Rosara village of Samastipur was seething with tension after communal violence first broke out at Bhagalpur and in a fortnight, rapidly spread across 8 other districts of Bihar. On 27th March, an unruly mob of more than 3,000 people from neighbouring villages attacked the Ziya ul uloom Madarsa, where 80-90 children were studying along with 6 staff members. The mob barged into the madarsa and vandalised everything that was in front of them including study tables and chairs.
"As we saw the mob coming to our madarsa from a distance. I along with other staff members, rapidly pushed children upstairs," said Maulana Nazir Ahmed Nazvi while adding that the mob would have killed them if their next door neighbour was not there.
Doctor Ashok Kumar Mishra house adjoins the madarsa. As children and staff members rushed upstairs, Ashok, took the initiative to save them. He helped the children to climb over the common wall and take refuge at his place. He accommodated 40 children and other staff members until the mob left the place. "We are grateful to Doctor Ashok who helped us - else we would have died," said Maulana. Newsclick met Maulana in the same madarsa which was vandalised and what the communal harmony in the region was immediately visible - Maulana was sitting with another neighbor Ram Krishan Mandal and Manish Kumar Sahni ( a social activist). They had been discussing politics while sipping tea.
"This incident was unprecedented," said 28-year-old Manish, who runs a stationery shop and is a social activist. "In 28 years of my life, I have never seen this. We have always lived with love and unity. Every year, there is a Ram Navmi procession but nothing like this has happened before," he added. Rosara is a Hindu majority locality with 4 Muslim houses and a madarsa.
"You don't know how much we love our Hindu neighbours. During Ramzan, when we are not here, they take care of our madarsa," said Maulana. According to the people in the locality, the mob had a sizeable number of youngsters between 18-20 years of age and nobody was from their village. "There was no one from our village. They all were outsiders who were brain-washed," said Ram Krishan Mandal, who was sitting next to Maulana.
A day before the violence, on 26th March, a rumour had spread across the village about few Muslim boys, who had hurled a shoe on the idol of Durga. Few Hindu families had filed a complaint in the local police station and a young teenager Sajad was arrested in that context. "They just arrested Sajad without even enquiring anything. Sajad belongs to a poor family and was helping the family with the business," said Ali Hassan, who had come out after offering a prayer at Jama mosque.
"Nothing has changed amongst us even after this incident. We understand politics but our love and unity is far stronger than that," said everyone unequivocally in the madarsa.

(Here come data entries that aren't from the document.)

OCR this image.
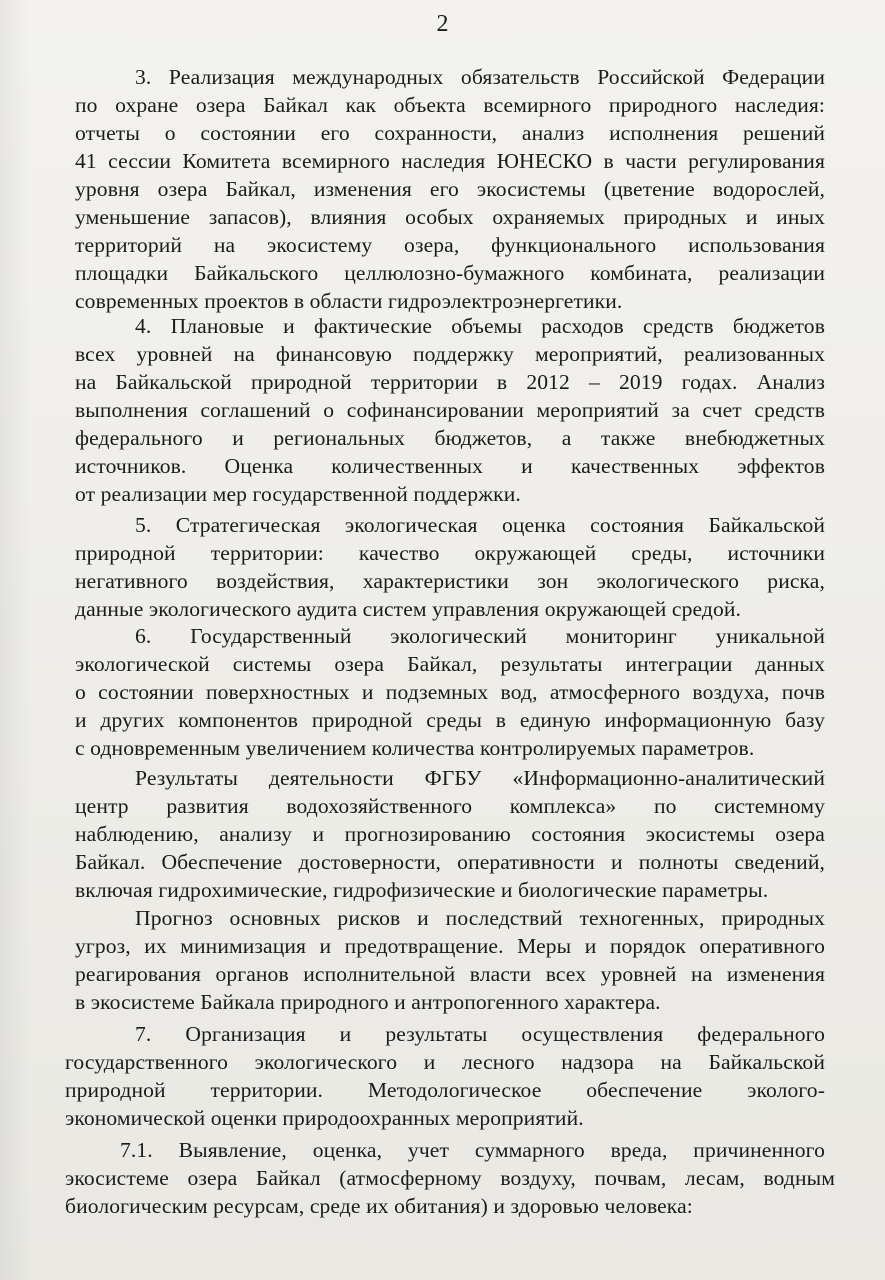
2
3. Реализация международных обязательств Российской Федерации
по охране озера Байкал как объекта всемирного природного наследия:
отчеты о состоянии его сохранности, анализ исполнения решений
41 сессии Комитета всемирного наследия ЮНЕСКО в части регулирования
уровня озера Байкал, изменения его экосистемы (цветение водорослей,
уменьшение запасов), влияния особых охраняемых природных и иных
территорий на экосистему озера, функционального использования
площадки Байкальского целлюлозно-бумажного комбината, реализации
современных проектов в области гидроэлектроэнергетики.
4. Плановые и фактические объемы расходов средств бюджетов
всех уровней на финансовую поддержку мероприятий, реализованных
на Байкальской природной территории в 2012 – 2019 годах. Анализ
выполнения соглашений о софинансировании мероприятий за счет средств
федерального и региональных бюджетов, а также внебюджетных
источников. Оценка количественных и качественных эффектов
от реализации мер государственной поддержки.
5. Стратегическая экологическая оценка состояния Байкальской
природной территории: качество окружающей среды, источники
негативного воздействия, характеристики зон экологического риска,
данные экологического аудита систем управления окружающей средой.
6. Государственный экологический мониторинг уникальной
экологической системы озера Байкал, результаты интеграции данных
о состоянии поверхностных и подземных вод, атмосферного воздуха, почв
и других компонентов природной среды в единую информационную базу
с одновременным увеличением количества контролируемых параметров.
Результаты деятельности ФГБУ «Информационно-аналитический
центр развития водохозяйственного комплекса» по системному
наблюдению, анализу и прогнозированию состояния экосистемы озера
Байкал. Обеспечение достоверности, оперативности и полноты сведений,
включая гидрохимические, гидрофизические и биологические параметры.
Прогноз основных рисков и последствий техногенных, природных
угроз, их минимизация и предотвращение. Меры и порядок оперативного
реагирования органов исполнительной власти всех уровней на изменения
в экосистеме Байкала природного и антропогенного характера.
7. Организация и результаты осуществления федерального
государственного экологического и лесного надзора на Байкальской
природной территории. Методологическое обеспечение эколого-
экономической оценки природоохранных мероприятий.
7.1. Выявление, оценка, учет суммарного вреда, причиненного
экосистеме озера Байкал (атмосферному воздуху, почвам, лесам, водным
биологическим ресурсам, среде их обитания) и здоровью человека:
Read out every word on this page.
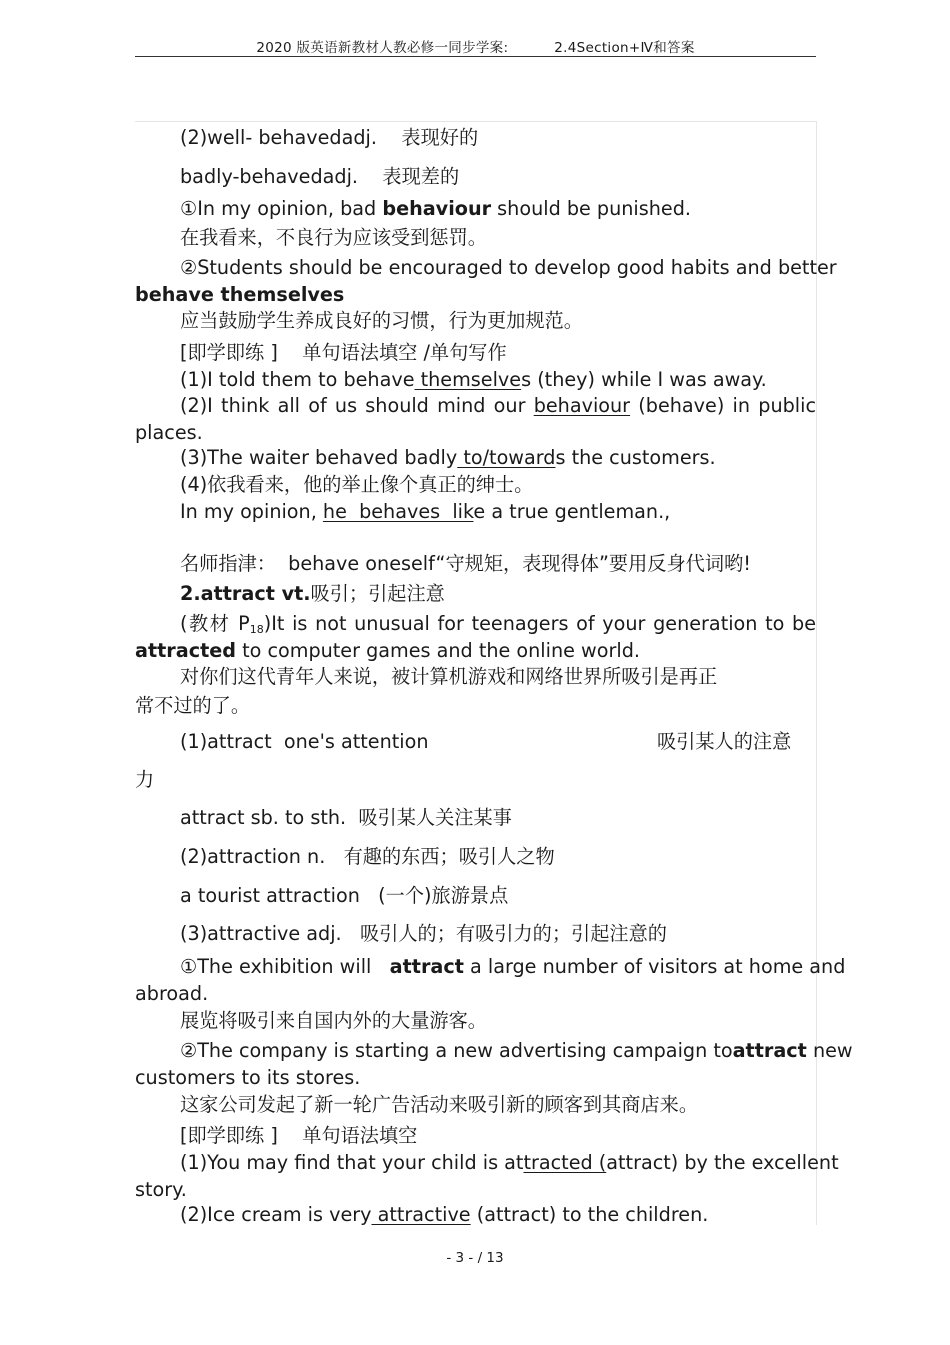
2020 版英语新教材人教必修一同步学案:	2.4Section+Ⅳ和答案
(2)well- behavedadj. 表现好的
badly-behavedadj. 表现差的
①In my opinion, bad behaviour should be punished.
在我看来，不良行为应该受到惩罚。
②Students should be encouraged to develop good habits and better
behave themselves
应当鼓励学生养成良好的习惯，行为更加规范。
[即学即练 ] 单句语法填空 /单句写作
(1)I told them to behave themselves (they) while I was away.
(2)I think all of us should mind our behaviour (behave) in public
places.
(3)The waiter behaved badly to/towards the customers.
(4)依我看来，他的举止像个真正的绅士。
In my opinion, he  behaves  like a true gentleman.,
名师指津：  behave oneself“守规矩，表现得体”要用反身代词哟!
2.attract vt.吸引；引起注意
(教材 $P_{18})It$ is not unusual for teenagers of your generation to be
attracted to computer games and the online world.
对你们这代青年人来说，被计算机游戏和网络世界所吸引是再正
常不过的了。
(1)attract  one's attention	吸引某人的注意
力
attract sb. to sth.  吸引某人关注某事
(2)attraction n.   有趣的东西；吸引人之物
a tourist attraction   (一个)旅游景点
(3)attractive adj.   吸引人的；有吸引力的；引起注意的
①The exhibition will   attract a large number of visitors at home and
abroad.
展览将吸引来自国内外的大量游客。
②The company is starting a new advertising campaign toattract new
customers to its stores.
这家公司发起了新一轮广告活动来吸引新的顾客到其商店来。
[即学即练 ] 单句语法填空
(1)You may find that your child is attracted (attract) by the excellent
story.
(2)Ice cream is very attractive (attract) to the children.
- 3 - / 13
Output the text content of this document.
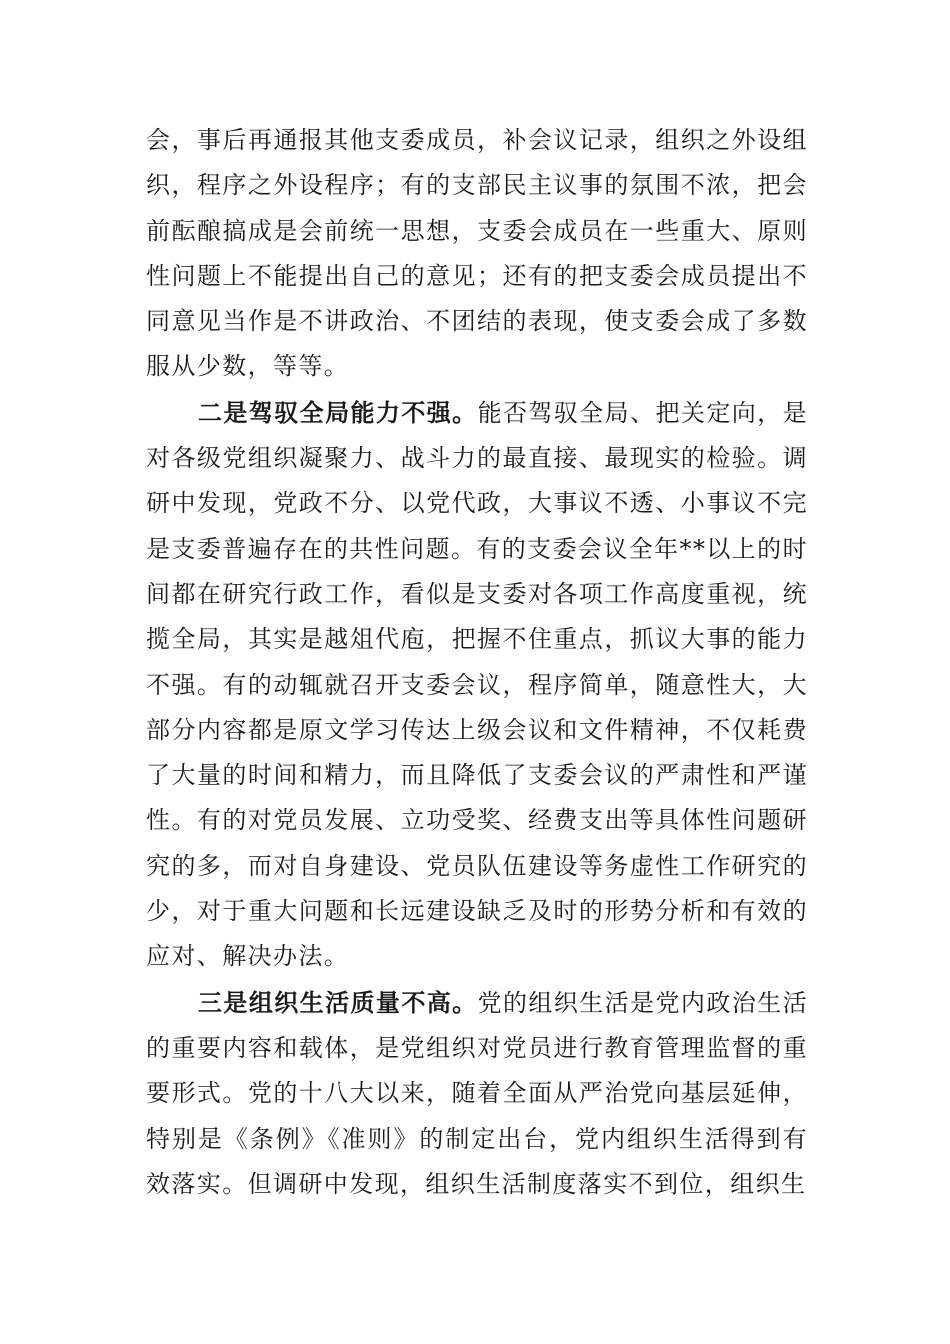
会，事后再通报其他支委成员，补会议记录，组织之外设组织，程序之外设程序；有的支部民主议事的氛围不浓，把会前酝酿搞成是会前统一思想，支委会成员在一些重大、原则性问题上不能提出自己的意见；还有的把支委会成员提出不同意见当作是不讲政治、不团结的表现，使支委会成了多数服从少数，等等。

二是驾驭全局能力不强。能否驾驭全局、把关定向，是对各级党组织凝聚力、战斗力的最直接、最现实的检验。调研中发现，党政不分、以党代政，大事议不透、小事议不完是支委普遍存在的共性问题。有的支委会议全年**以上的时间都在研究行政工作，看似是支委对各项工作高度重视，统揽全局，其实是越俎代庖，把握不住重点，抓议大事的能力不强。有的动辄就召开支委会议，程序简单，随意性大，大部分内容都是原文学习传达上级会议和文件精神，不仅耗费了大量的时间和精力，而且降低了支委会议的严肃性和严谨性。有的对党员发展、立功受奖、经费支出等具体性问题研究的多，而对自身建设、党员队伍建设等务虚性工作研究的少，对于重大问题和长远建设缺乏及时的形势分析和有效的应对、解决办法。

三是组织生活质量不高。党的组织生活是党内政治生活的重要内容和载体，是党组织对党员进行教育管理监督的重要形式。党的十八大以来，随着全面从严治党向基层延伸，特别是《条例》《准则》的制定出台，党内组织生活得到有效落实。但调研中发现，组织生活制度落实不到位，组织生
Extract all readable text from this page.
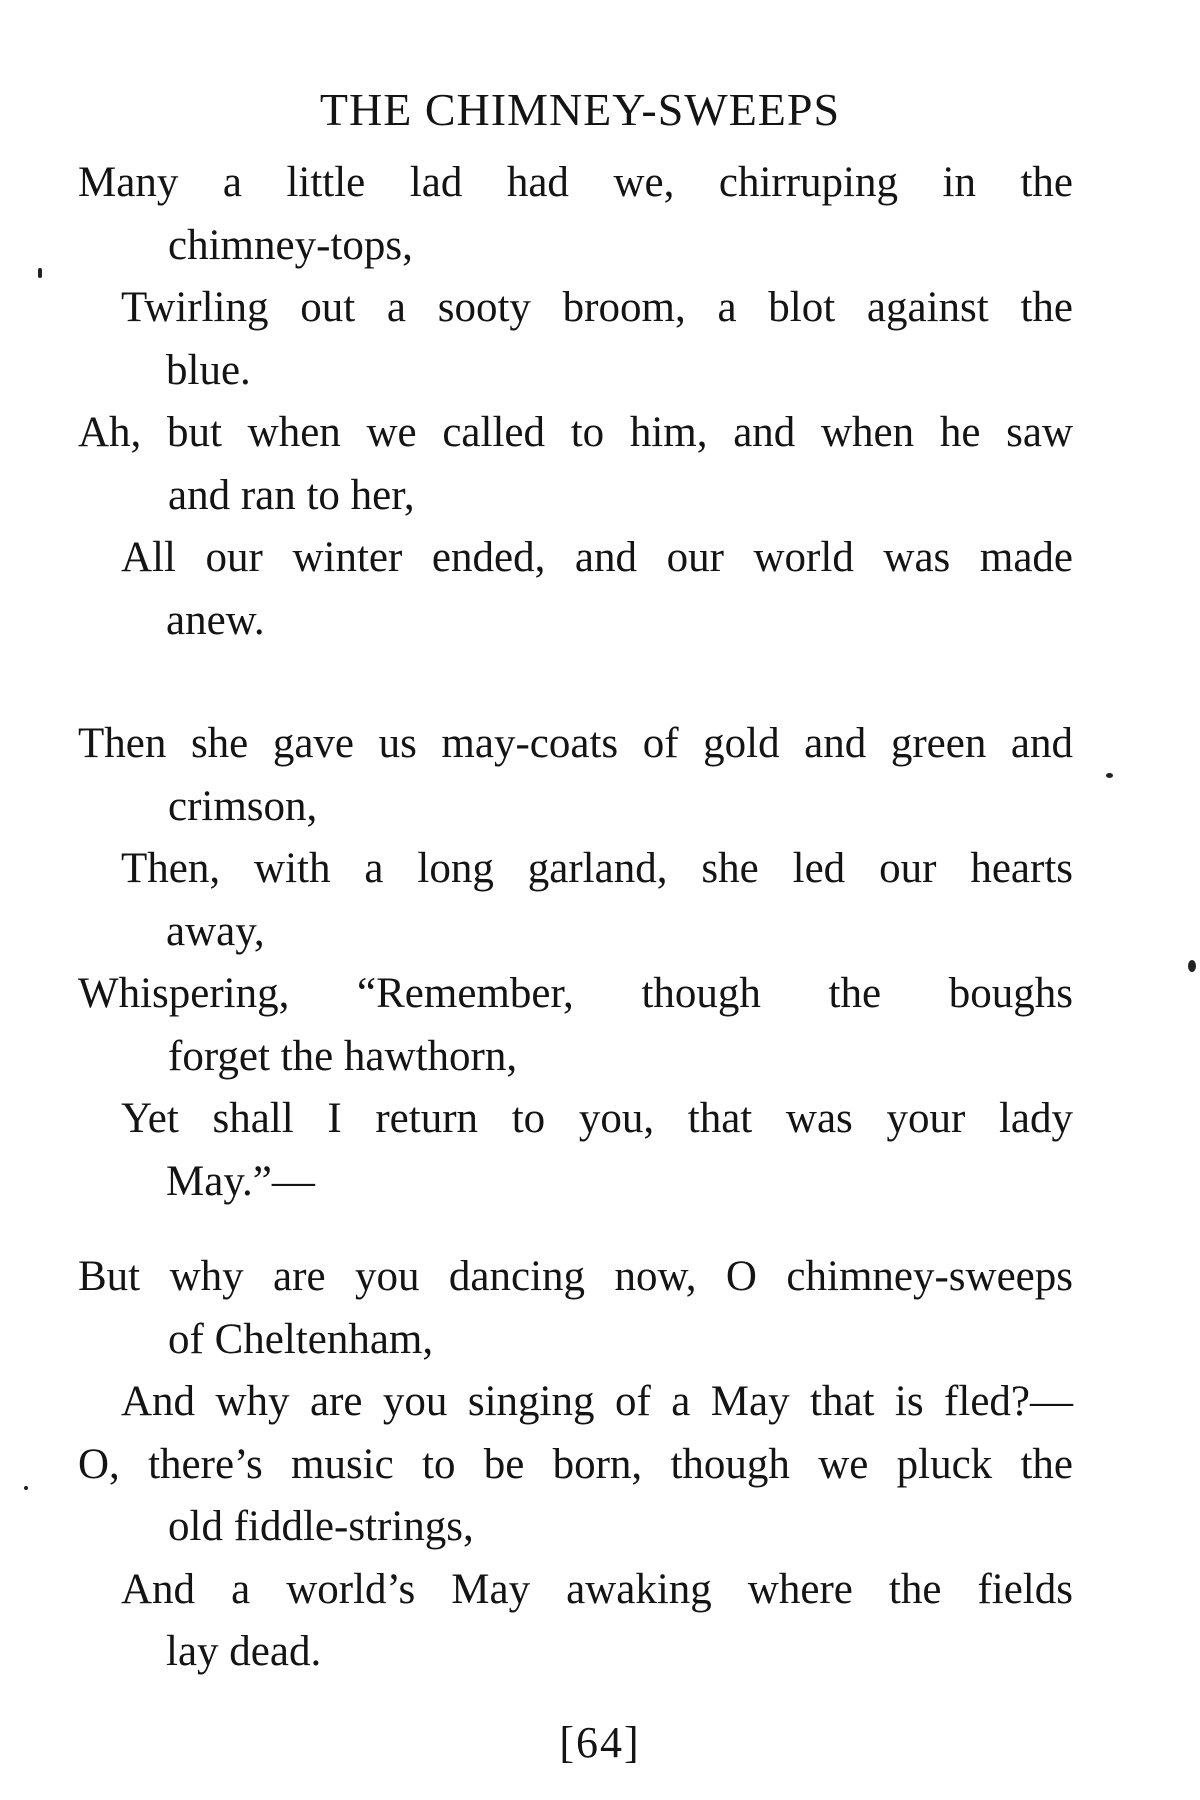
THE CHIMNEY-SWEEPS
Many a little lad had we, chirruping in the
chimney-tops,
Twirling out a sooty broom, a blot against the
blue.
Ah, but when we called to him, and when he saw
and ran to her,
All our winter ended, and our world was made
anew.
Then she gave us may-coats of gold and green and
crimson,
Then, with a long garland, she led our hearts
away,
Whispering, “Remember, though the boughs
forget the hawthorn,
Yet shall I return to you, that was your lady
May.”—
But why are you dancing now, O chimney-sweeps
of Cheltenham,
And why are you singing of a May that is fled?—
O, there’s music to be born, though we pluck the
old fiddle-strings,
And a world’s May awaking where the fields
lay dead.
[64]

The spate of communal violence in Bihar and the silence of Chief Minister Nitish Kumar has created discontent amongst the people on the ground and also among the leaders from the ruling JD(U). The allegations that BJP (the coalition partner of JD(U) in Bihar) is trying to amplify the communal tensions has been proved true after the arrest of BJP leader Arijit Shaswat, son of Union Minister Ashwini Choubey from Bhagalpur. People see this as a failure on the part of Nitish Kumar, who had gone public about his commitment to fight communalism and corruption in the state. However, after the immense pressure by the media and the opposition, Bihar government has released Rs 36 lakhs for those who were affected because of the communal violence. This step from the government comes 15 days after the violence.